The last time I’d eaten at the Water Grill I sat across the table from a client who had coldly and calculatedly murdered his wife and her lover, shooting both of them in the face. He had engaged my services to not only defend him at trial but fully exonerate him and restore his good name in the public eye. This time I was sitting with someone with whom I needed to be even more careful. I was dining with Gabriel Williams, the district attorney of Los Angeles County.
It was a crisp afternoon in midwinter. I sat with Williams and his trusted chief of staff—read political advisor—Joe Ridell. The meal had been set for 1:30 P.M., when most courthouse lawyers would be safely back in the CCB, and the DA would not be advertising his dalliance with a member of the dark side. Meaning me, Mickey Haller, defender of the damned.
The Water Grill was a nice place for a downtown lunch. Good food and atmosphere, good separation between tables for private conversation, and a wine list hard to top in all of downtown. It was the kind of place where you kept your suit jacket on and the waiter put a black napkin across your lap so you needn’t be bothered with doing it yourself. The prosecution team ordered martinis at the county taxpayers’ expense and I stuck with the free water the restaurant was pouring. It took Williams two gulps of gin and one olive before he got to the reason we were hiding in plain sight.
“Mickey, I have a proposition for you.”
I nodded. Ridell had already said as much when he had called that morning to set up the lunch. I had agreed to the meet and then had gone to work on the phone myself, trying to gather any inside information I could on what the proposition would be. Not even my first ex-wife, who worked in the district attorney’s employ, knew what was up.
“I’m all ears,” I said. “It’s not every day that the DA himself wants to give you a proposition. I know it can’t be in regard to any of my clients—they wouldn’t merit much attention from the guy at the top. And at the moment I’m only carrying a few cases anyway. Times are slow.”
“Well, you’re right,” Williams said. “This is not about any of your clients. I have a case I would like you to take on.”
I nodded again. I understood now. They all hate the defense attorney until they need the defense attorney.
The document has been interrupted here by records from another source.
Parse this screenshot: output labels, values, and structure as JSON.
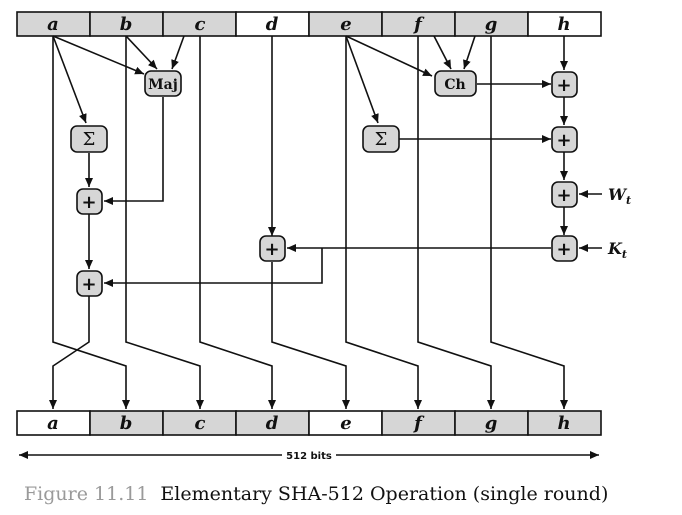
{
  "registers_in": [
    {
      "label": "a",
      "shaded": true
    },
    {
      "label": "b",
      "shaded": true
    },
    {
      "label": "c",
      "shaded": true
    },
    {
      "label": "d",
      "shaded": false
    },
    {
      "label": "e",
      "shaded": true
    },
    {
      "label": "f",
      "shaded": true
    },
    {
      "label": "g",
      "shaded": true
    },
    {
      "label": "h",
      "shaded": false
    }
  ],
  "registers_out": [
    {
      "label": "a",
      "shaded": false
    },
    {
      "label": "b",
      "shaded": true
    },
    {
      "label": "c",
      "shaded": true
    },
    {
      "label": "d",
      "shaded": true
    },
    {
      "label": "e",
      "shaded": false
    },
    {
      "label": "f",
      "shaded": true
    },
    {
      "label": "g",
      "shaded": true
    },
    {
      "label": "h",
      "shaded": true
    }
  ],
  "operations": {
    "maj": "Maj",
    "ch": "Ch",
    "sigma": "Σ",
    "plus": "+"
  },
  "inputs": {
    "w": "W",
    "w_sub": "t",
    "k": "K",
    "k_sub": "t"
  },
  "width_label": "512 bits",
  "caption": {
    "number": "Figure 11.11",
    "text": "Elementary SHA-512 Operation (single round)"
  },
  "colors": {
    "shaded": "#d6d6d6",
    "plain": "#ffffff",
    "line": "#111111",
    "caption_number": "#9a9a9a"
  }
}
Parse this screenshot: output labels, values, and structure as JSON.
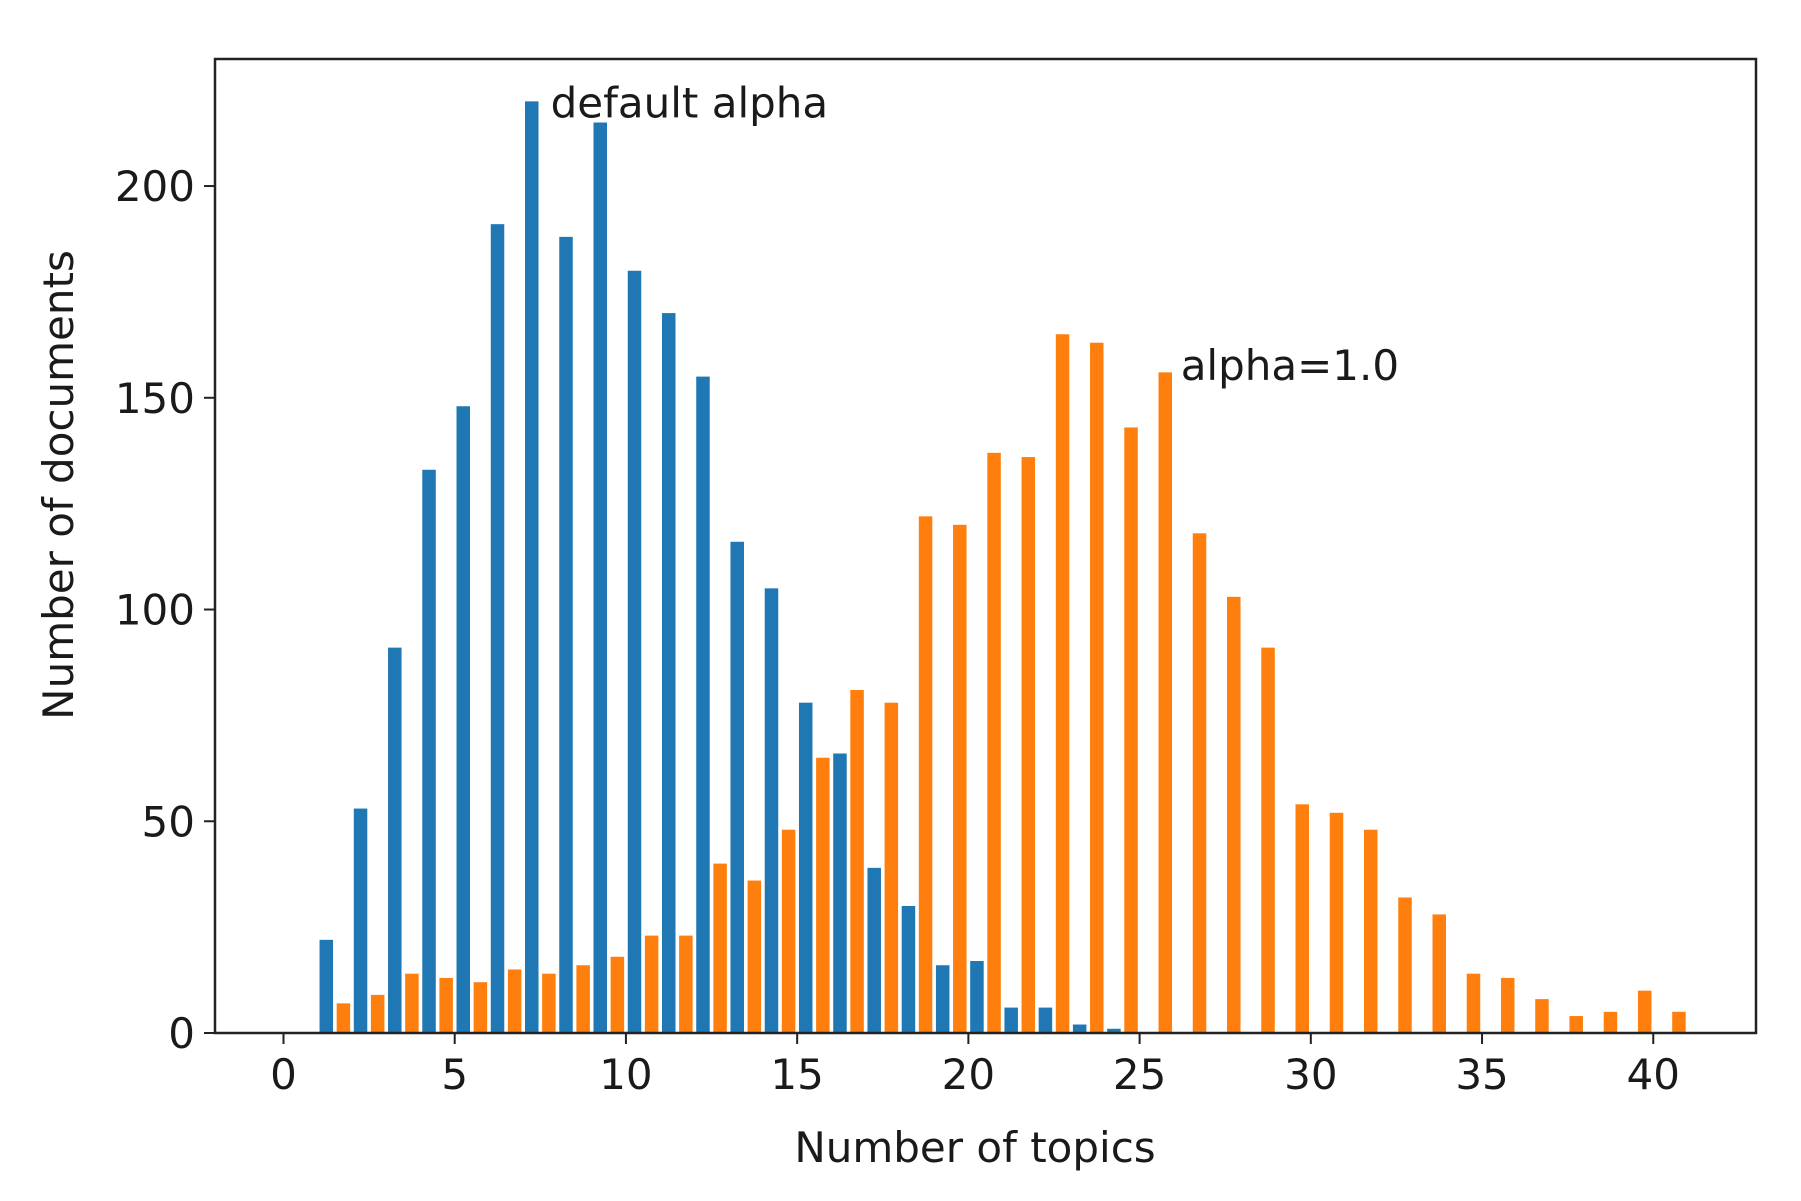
{
  "chart_data": {
    "type": "bar",
    "title": "",
    "xlabel": "Number of topics",
    "ylabel": "Number of documents",
    "xlim": [
      -2,
      43
    ],
    "ylim": [
      0,
      230
    ],
    "xticks": [
      "0",
      "5",
      "10",
      "15",
      "20",
      "25",
      "30",
      "35",
      "40"
    ],
    "yticks": [
      "0",
      "50",
      "100",
      "150",
      "200"
    ],
    "grid": false,
    "legend": "none",
    "annotations": [
      {
        "text": "default alpha",
        "x": 7.8,
        "y": 220
      },
      {
        "text": "alpha=1.0",
        "x": 26.2,
        "y": 158
      }
    ],
    "series": [
      {
        "color": "#1f77b4",
        "x": [
          1,
          2,
          3,
          4,
          5,
          6,
          7,
          8,
          9,
          10,
          11,
          12,
          13,
          14,
          15,
          16,
          17,
          18,
          19,
          20,
          21,
          22,
          23,
          24
        ],
        "values": [
          22,
          53,
          91,
          133,
          148,
          191,
          220,
          188,
          215,
          180,
          170,
          155,
          116,
          105,
          78,
          66,
          39,
          30,
          16,
          17,
          6,
          6,
          2,
          1
        ]
      },
      {
        "color": "#ff7f0e",
        "x": [
          1,
          2,
          3,
          4,
          5,
          6,
          7,
          8,
          9,
          10,
          11,
          12,
          13,
          14,
          15,
          16,
          17,
          18,
          19,
          20,
          21,
          22,
          23,
          24,
          25,
          26,
          27,
          28,
          29,
          30,
          31,
          32,
          33,
          34,
          35,
          36,
          37,
          38,
          39,
          40
        ],
        "values": [
          7,
          9,
          14,
          13,
          12,
          15,
          14,
          16,
          18,
          23,
          23,
          40,
          36,
          48,
          65,
          81,
          78,
          122,
          120,
          137,
          136,
          165,
          163,
          143,
          156,
          118,
          103,
          91,
          54,
          52,
          48,
          32,
          28,
          14,
          13,
          8,
          4,
          5,
          10,
          5
        ]
      }
    ]
  }
}
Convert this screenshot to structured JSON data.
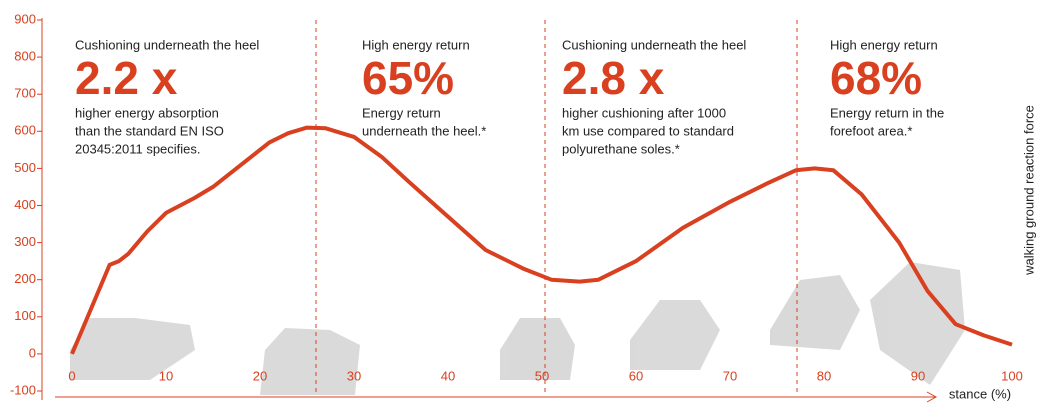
{
  "chart_data": {
    "type": "line",
    "x_label": "stance (%)",
    "y_label": "walking ground reaction force",
    "x": [
      0,
      2,
      4,
      5,
      6,
      8,
      10,
      13,
      15,
      18,
      21,
      23,
      25,
      27,
      30,
      33,
      36,
      40,
      44,
      48,
      51,
      54,
      56,
      60,
      65,
      70,
      74,
      77,
      79,
      81,
      84,
      88,
      91,
      94,
      97,
      100
    ],
    "values": [
      0,
      120,
      240,
      250,
      270,
      330,
      380,
      420,
      450,
      510,
      570,
      595,
      610,
      608,
      585,
      530,
      460,
      370,
      280,
      230,
      200,
      195,
      200,
      250,
      340,
      410,
      460,
      495,
      500,
      495,
      430,
      300,
      170,
      80,
      50,
      25
    ],
    "color": "#d8401f",
    "xlim": [
      0,
      100
    ],
    "xticks": [
      0,
      10,
      20,
      30,
      40,
      50,
      60,
      70,
      80,
      90,
      100
    ],
    "ylim": [
      -100,
      900
    ],
    "yticks": [
      -100,
      0,
      100,
      200,
      300,
      400,
      500,
      600,
      700,
      800,
      900
    ],
    "panels": [
      {
        "heading": "Cushioning underneath the heel",
        "figure": "2.2 x",
        "description": [
          "higher energy absorption",
          "than the standard EN ISO",
          "20345:2011 specifies."
        ]
      },
      {
        "heading": "High energy return",
        "figure": "65%",
        "description": [
          "Energy return",
          "underneath the heel.*"
        ]
      },
      {
        "heading": "Cushioning underneath the heel",
        "figure": "2.8 x",
        "description": [
          "higher cushioning after 1000",
          "km use compared to standard",
          "polyurethane soles.*"
        ]
      },
      {
        "heading": "High energy return",
        "figure": "68%",
        "description": [
          "Energy return in the",
          "forefoot area.*"
        ]
      }
    ]
  }
}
I didn’t know if Williams had any children but he would have known through due diligence that I didn’t do juvy work. So I was guessing it had to be his wife. Probably a shoplifting grab or a DUI he was trying to keep under wraps.
“Who got popped?” I asked.
Williams looked at Ridell and they shared a smile.
“No, nothing like that,” Williams said. “My proposition is this. I would like to hire you, Mickey. I want you to come work at the DA’s office.”
Of all the ideas that had been rattling around in my head since I had taken Ridell’s call, being hired as a prosecutor wasn’t one of them. I’d been a card-carrying member of the criminal defense bar for more than twenty years. During that time I’d grown a suspicion and distrust of prosecutors and police that might not have equaled that of the gangbangers down in Nickerson Gardens but was at least at a level that would seem to exclude me from ever joining their ranks. Plain and simple, they wouldn’t want me and I wouldn’t want them. Except for that ex-wife I mentioned and a half brother who was an LAPD detective, I wouldn’t turn my back on any of them. Especially Williams. He was a politician first and a prosecutor second. That made him even more dangerous. Though briefly a prosecutor early in his legal career, he spent two decades as a civil rights attorney before running for the DA post as an outsider and riding into office on a tide of anti-police and -prosecutor sentiment. I was employing full caution at the fancy lunch from the moment the napkin went across my lap.